I also recall my Mother laying into an older adult male whom likely was grooming my brothers one summer. I can recall her verbally laying him out after she noted he was supplying my brothers with bank quarter rolls (for pinball machines and pool table games, etc). He had befriended the summer group of kids and somehow he always appeared at the community center when we, the summer kids, were there without our parents. She noted that. Again, the times were different and it wasn't discussed in the same manner that I and she discussed with my children, her grandchildren.
I told my Mother about my earlier incidents only when she was in her 70s. She cried like a baby. With regard to trusted friends and family members, the child must be educated and the education needs to be ongoing and revisited and age-appropriate.

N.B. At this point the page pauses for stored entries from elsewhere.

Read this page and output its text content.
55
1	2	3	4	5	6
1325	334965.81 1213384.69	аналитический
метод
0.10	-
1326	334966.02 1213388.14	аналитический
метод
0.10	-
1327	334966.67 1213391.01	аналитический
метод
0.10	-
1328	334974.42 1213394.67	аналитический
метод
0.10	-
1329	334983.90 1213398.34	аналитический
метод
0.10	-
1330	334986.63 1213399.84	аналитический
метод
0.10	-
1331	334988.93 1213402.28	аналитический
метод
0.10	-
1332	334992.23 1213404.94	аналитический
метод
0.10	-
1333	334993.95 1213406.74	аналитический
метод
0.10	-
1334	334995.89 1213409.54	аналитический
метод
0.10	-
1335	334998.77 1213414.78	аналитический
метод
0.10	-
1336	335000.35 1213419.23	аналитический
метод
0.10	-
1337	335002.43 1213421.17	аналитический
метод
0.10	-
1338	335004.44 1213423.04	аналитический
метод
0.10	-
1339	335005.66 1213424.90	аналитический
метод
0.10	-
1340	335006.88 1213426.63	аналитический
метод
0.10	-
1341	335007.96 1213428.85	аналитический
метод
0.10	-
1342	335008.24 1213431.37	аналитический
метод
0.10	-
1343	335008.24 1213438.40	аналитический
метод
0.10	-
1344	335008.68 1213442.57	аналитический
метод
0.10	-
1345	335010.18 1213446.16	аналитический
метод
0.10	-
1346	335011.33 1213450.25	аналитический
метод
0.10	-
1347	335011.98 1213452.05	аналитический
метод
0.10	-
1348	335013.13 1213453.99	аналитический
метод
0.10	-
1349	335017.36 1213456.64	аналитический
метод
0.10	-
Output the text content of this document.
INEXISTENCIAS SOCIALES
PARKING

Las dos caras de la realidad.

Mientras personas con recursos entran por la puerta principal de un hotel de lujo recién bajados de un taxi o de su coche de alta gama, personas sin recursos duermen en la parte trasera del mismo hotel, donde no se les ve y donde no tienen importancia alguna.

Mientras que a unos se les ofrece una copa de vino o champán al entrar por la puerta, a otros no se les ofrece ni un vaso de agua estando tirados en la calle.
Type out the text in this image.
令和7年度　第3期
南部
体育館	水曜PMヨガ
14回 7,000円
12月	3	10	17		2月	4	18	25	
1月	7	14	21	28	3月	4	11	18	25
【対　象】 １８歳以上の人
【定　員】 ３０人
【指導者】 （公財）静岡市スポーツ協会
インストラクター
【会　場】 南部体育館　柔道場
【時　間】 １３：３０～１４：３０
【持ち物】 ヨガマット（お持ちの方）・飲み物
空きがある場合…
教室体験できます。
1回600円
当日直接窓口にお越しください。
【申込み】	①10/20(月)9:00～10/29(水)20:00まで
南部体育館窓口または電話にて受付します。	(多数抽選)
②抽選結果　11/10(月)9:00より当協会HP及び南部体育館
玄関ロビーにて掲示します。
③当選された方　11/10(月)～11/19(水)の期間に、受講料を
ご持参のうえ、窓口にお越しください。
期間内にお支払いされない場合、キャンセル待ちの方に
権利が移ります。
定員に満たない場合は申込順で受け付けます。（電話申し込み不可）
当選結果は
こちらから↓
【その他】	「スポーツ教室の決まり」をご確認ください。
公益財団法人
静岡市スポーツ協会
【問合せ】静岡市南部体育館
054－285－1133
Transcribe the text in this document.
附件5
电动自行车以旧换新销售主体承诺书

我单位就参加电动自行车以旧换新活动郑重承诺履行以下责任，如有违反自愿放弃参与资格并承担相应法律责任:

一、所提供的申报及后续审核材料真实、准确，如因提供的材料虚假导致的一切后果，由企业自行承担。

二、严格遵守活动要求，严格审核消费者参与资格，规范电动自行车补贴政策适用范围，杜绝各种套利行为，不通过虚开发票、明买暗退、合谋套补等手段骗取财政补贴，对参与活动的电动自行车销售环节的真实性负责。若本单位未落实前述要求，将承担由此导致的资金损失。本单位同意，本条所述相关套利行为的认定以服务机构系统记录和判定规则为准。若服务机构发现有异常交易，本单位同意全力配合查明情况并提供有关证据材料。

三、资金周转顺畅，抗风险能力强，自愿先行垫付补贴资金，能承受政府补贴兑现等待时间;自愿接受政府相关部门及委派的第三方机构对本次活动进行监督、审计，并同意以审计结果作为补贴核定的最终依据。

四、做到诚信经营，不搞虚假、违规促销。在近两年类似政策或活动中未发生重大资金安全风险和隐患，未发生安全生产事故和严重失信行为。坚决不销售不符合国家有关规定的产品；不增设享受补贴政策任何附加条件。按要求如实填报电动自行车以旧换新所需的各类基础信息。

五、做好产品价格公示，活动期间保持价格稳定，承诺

The parent and child need to have open communication. However, obviously, still no guarantee.
I believe there should be no secrets. So did my Mother, and she could not have been alone. It happens. Personally, I believe discussions about sexuality should begin early-healthy, age-appropriate sexuality. The world is not made up of predominately predators and pedophiles, but they are among us and likely have always been. But children, pre-teens and teens must be allowed age-appropriate freedom and independence. Childhood, healthy sexuality and age-appropriate independence should not be destroyed nor sacrificed.
Even with an openness between parent and child, there is no guarantee one's child is safe. We are on a crime board. We are attuned to these realities for whatever reasons. Others continue to learn.
Education from an early age-an on-going education, openness between parent and child as long as possible, an openness about healthy sexuality and discussion about ownership of the child's own body as well as, IMO, a healthy disrespect or ability to challenge authority figures, can help, but again not a guarantee.